You want to make sure that you don't break those workflows. You want to make sure that you don't hurt those people that love your application because of its scriptability. And you also want to make sure that your big customers, if you've got one big customer that accounts for two-thirds of your revenue, you definitely want to make sure you never hurt that guy. So what you want to do is communicate with him. Get his scripts that he actually uses on a day-to-day basis.

Put them in your test suite. Make sure that they never break. Retain the results. Compare the results from release to release. And validate your release before you send it out. You don't want your best and most loyal customers to be disappointed with your newest release because you broke their weekly workflow.

If you want more information, you've got lots of sources. Sal Sigourian is our Product Manager of Automation Technologies. His name gets longer and longer. And he's the Product Manager for both AppleScript and Automator and all the language bridges. John Montbriand is your Developer Technical Support contact. If you get a message to him, he'll make sure it gets to the right engineer in the right group and that you get some kind of answer back.

Lots of documentation online. Techno 2106, the scripting interface guidelines, the table of Apple event terms and codes so that you can pick your 4-byte codes correctly. Lots more documentation. And the last one up there is just the site for the show itself. Each session will have its own page. You can go to the page for this session and there'll be some wonderful links there for you to follow. Tomorrow at 10.30 a.m. downstairs in Mac Lab A.

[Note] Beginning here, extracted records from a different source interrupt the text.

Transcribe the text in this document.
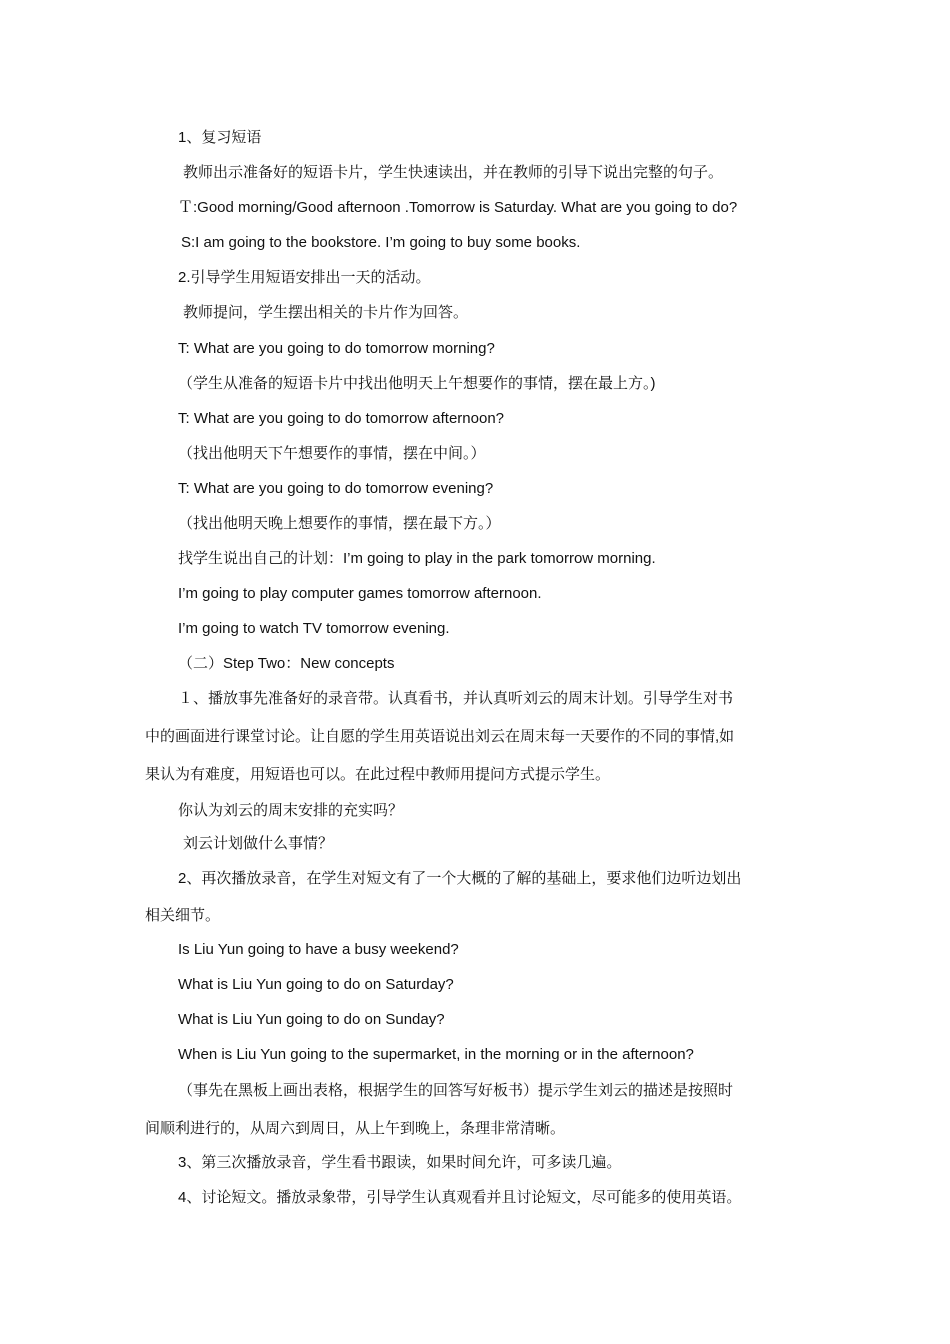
1、复习短语
教师出示准备好的短语卡片，学生快速读出，并在教师的引导下说出完整的句子。
Ｔ:Good morning/Good afternoon .Tomorrow is Saturday. What are you going to do?
S:I am going to the bookstore. I’m going to buy some books.
2.引导学生用短语安排出一天的活动。
教师提问，学生摆出相关的卡片作为回答。
T: What are you going to do tomorrow morning?
（学生从准备的短语卡片中找出他明天上午想要作的事情，摆在最上方。)
T: What are you going to do tomorrow afternoon?
（找出他明天下午想要作的事情，摆在中间。）
T: What are you going to do tomorrow evening?
（找出他明天晚上想要作的事情，摆在最下方。）
找学生说出自己的计划：I’m going to play in the park tomorrow morning.
I’m going to play computer games tomorrow afternoon.
I’m going to watch TV tomorrow evening.
（二）Step Two：New concepts
１、播放事先准备好的录音带。认真看书，并认真听刘云的周末计划。引导学生对书
中的画面进行课堂讨论。让自愿的学生用英语说出刘云在周末每一天要作的不同的事情,如
果认为有难度，用短语也可以。在此过程中教师用提问方式提示学生。
你认为刘云的周末安排的充实吗？
刘云计划做什么事情？
2、再次播放录音，在学生对短文有了一个大概的了解的基础上，要求他们边听边划出
相关细节。
Is Liu Yun going to have a busy weekend?
What is Liu Yun going to do on Saturday?
What is Liu Yun going to do on Sunday?
When is Liu Yun going to the supermarket, in the morning or in the afternoon?
（事先在黑板上画出表格，根据学生的回答写好板书）提示学生刘云的描述是按照时
间顺利进行的，从周六到周日，从上午到晚上，条理非常清晰。
3、第三次播放录音，学生看书跟读，如果时间允许，可多读几遍。
4、讨论短文。播放录象带，引导学生认真观看并且讨论短文，尽可能多的使用英语。
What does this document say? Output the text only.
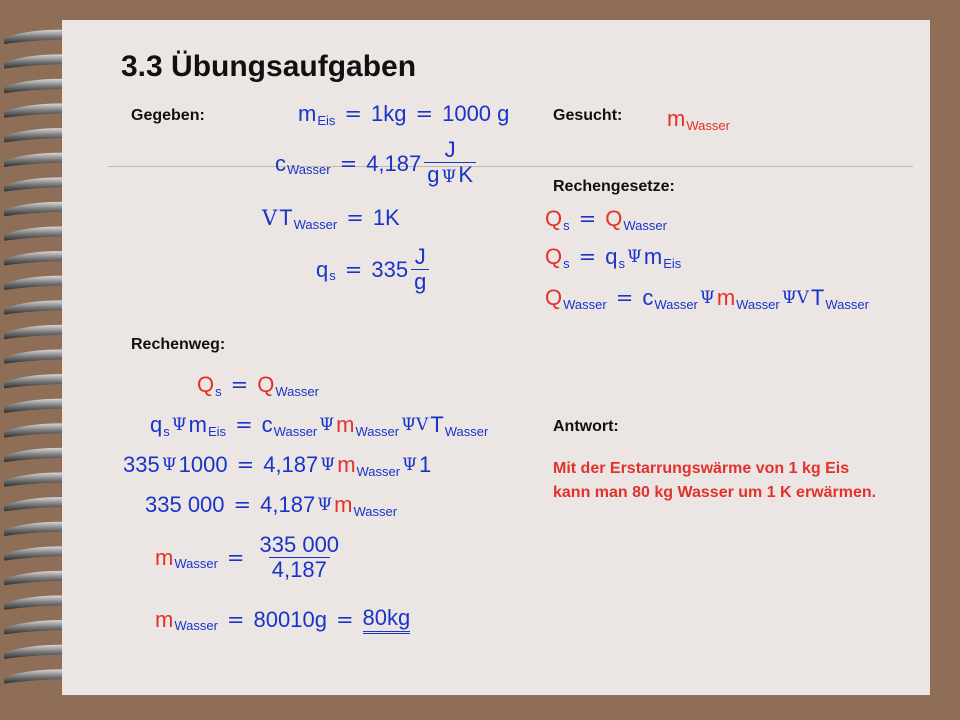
3.3 Übungsaufgaben
Gegeben:	Gesucht:
Rechengesetze:
Rechenweg:
Antwort:
m Eis = 1kg = 1000 g
c Wasser = $4,187 \frac{J}{\text{g ΨK}}$
V T Wasser = 1K
q $s = 335 \frac{J}{g}$
m Wasser
Q s = Q Wasser
Q s = q s Ψ m Eis
Q Wasser = c Wasser Ψ m Wasser ΨV T Wasser
Q s = Q Wasser
q s Ψ m Eis = c Wasser Ψ m Wasser ΨV T Wasser
335 Ψ 1000 = 4,187 Ψ m Wasser Ψ 1
335 000 = 4,187 Ψ m Wasser
m Wasser = $\frac{335 000}{4,187}$
m Wasser = 80010g = 80kg
Mit der Erstarrungswärme von 1 kg Eis kann man 80 kg Wasser um 1 K erwärmen.
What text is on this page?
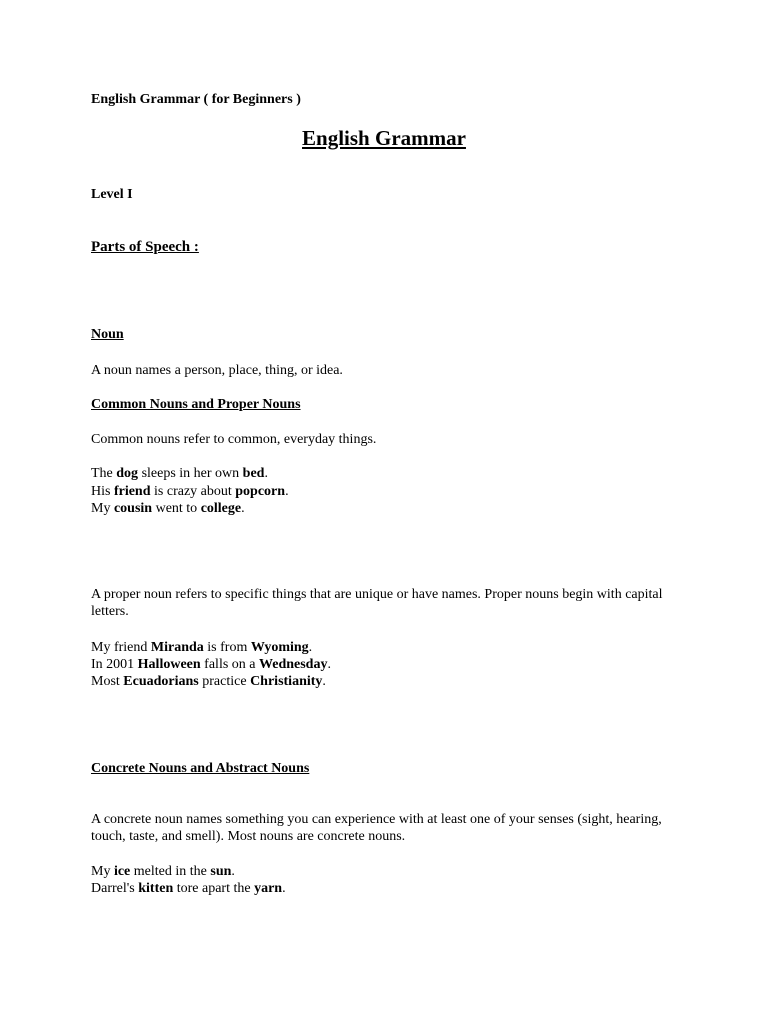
English Grammar ( for Beginners )
English Grammar
Level I
Parts of Speech :
Noun
A noun names a person, place, thing, or idea.
Common Nouns and Proper Nouns
Common nouns refer to common, everyday things.
The dog sleeps in her own bed.
His friend is crazy about popcorn.
My cousin went to college.
A proper noun refers to specific things that are unique or have names. Proper nouns begin with capital letters.
My friend Miranda is from Wyoming.
In 2001 Halloween falls on a Wednesday.
Most Ecuadorians practice Christianity.
Concrete Nouns and Abstract Nouns
A concrete noun names something you can experience with at least one of your senses (sight, hearing, touch, taste, and smell). Most nouns are concrete nouns.
My ice melted in the sun.
Darrel's kitten tore apart the yarn.
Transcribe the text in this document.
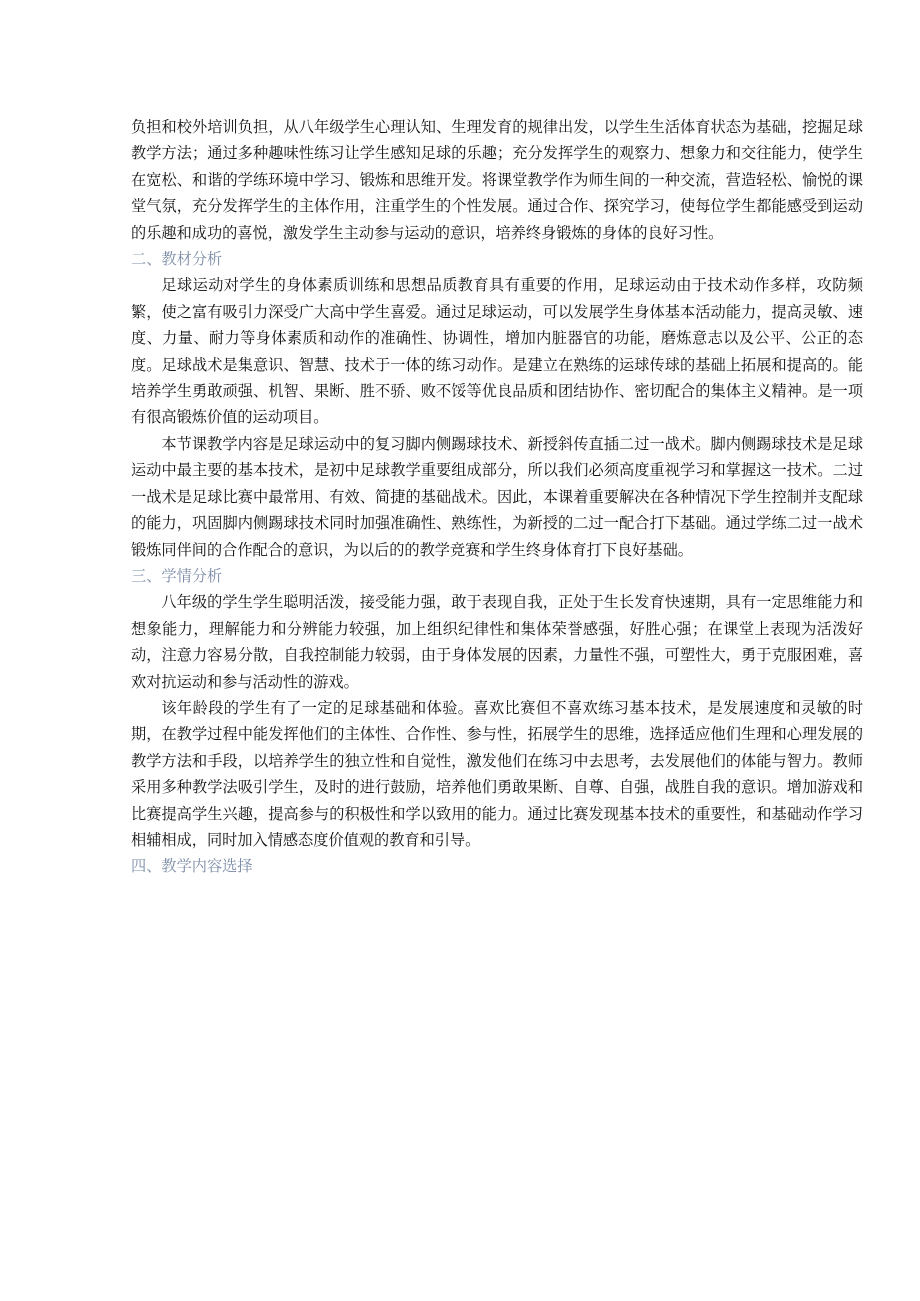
负担和校外培训负担，从八年级学生心理认知、生理发育的规律出发，以学生生活体育状态为基础，挖掘足球教学方法；通过多种趣味性练习让学生感知足球的乐趣；充分发挥学生的观察力、想象力和交往能力，使学生在宽松、和谐的学练环境中学习、锻炼和思维开发。将课堂教学作为师生间的一种交流，营造轻松、愉悦的课堂气氛，充分发挥学生的主体作用，注重学生的个性发展。通过合作、探究学习，使每位学生都能感受到运动的乐趣和成功的喜悦，激发学生主动参与运动的意识，培养终身锻炼的身体的良好习性。

二、教材分析

足球运动对学生的身体素质训练和思想品质教育具有重要的作用，足球运动由于技术动作多样，攻防频繁，使之富有吸引力深受广大高中学生喜爱。通过足球运动，可以发展学生身体基本活动能力，提高灵敏、速度、力量、耐力等身体素质和动作的准确性、协调性，增加内脏器官的功能，磨炼意志以及公平、公正的态度。足球战术是集意识、智慧、技术于一体的练习动作。是建立在熟练的运球传球的基础上拓展和提高的。能培养学生勇敢顽强、机智、果断、胜不骄、败不馁等优良品质和团结协作、密切配合的集体主义精神。是一项有很高锻炼价值的运动项目。

本节课教学内容是足球运动中的复习脚内侧踢球技术、新授斜传直插二过一战术。脚内侧踢球技术是足球运动中最主要的基本技术，是初中足球教学重要组成部分，所以我们必须高度重视学习和掌握这一技术。二过一战术是足球比赛中最常用、有效、简捷的基础战术。因此，本课着重要解决在各种情况下学生控制并支配球的能力，巩固脚内侧踢球技术同时加强准确性、熟练性，为新授的二过一配合打下基础。通过学练二过一战术锻炼同伴间的合作配合的意识，为以后的的教学竞赛和学生终身体育打下良好基础。

三、学情分析

八年级的学生学生聪明活泼，接受能力强，敢于表现自我，正处于生长发育快速期，具有一定思维能力和想象能力，理解能力和分辨能力较强，加上组织纪律性和集体荣誉感强，好胜心强；在课堂上表现为活泼好动，注意力容易分散，自我控制能力较弱，由于身体发展的因素，力量性不强，可塑性大，勇于克服困难，喜欢对抗运动和参与活动性的游戏。

该年龄段的学生有了一定的足球基础和体验。喜欢比赛但不喜欢练习基本技术，是发展速度和灵敏的时期，在教学过程中能发挥他们的主体性、合作性、参与性，拓展学生的思维，选择适应他们生理和心理发展的教学方法和手段，以培养学生的独立性和自觉性，激发他们在练习中去思考，去发展他们的体能与智力。教师采用多种教学法吸引学生，及时的进行鼓励，培养他们勇敢果断、自尊、自强，战胜自我的意识。增加游戏和比赛提高学生兴趣，提高参与的积极性和学以致用的能力。通过比赛发现基本技术的重要性，和基础动作学习相辅相成，同时加入情感态度价值观的教育和引导。

四、教学内容选择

We'll be there to help make your application scriptable. We can go through a blind interview and help you design your dictionary. We can help you write code. We can help you write tests. We can just give you general encouragement to make your application scriptable and show you how it'll interact with other people if you do, with other applications if you do.

And so, to sum it all up, customers get a chance to solve their own problems, which is great for them, and it's great for you. You spend less time hunting for regressions because they're caught automatically. You spend more time on beneficial features that you know lots of people are already interested in. The customers spend less time doing the same thing over and over, learning to hate your program. And they spend more money ordering upgrades and new desks for your program. Everybody wins. Thank you.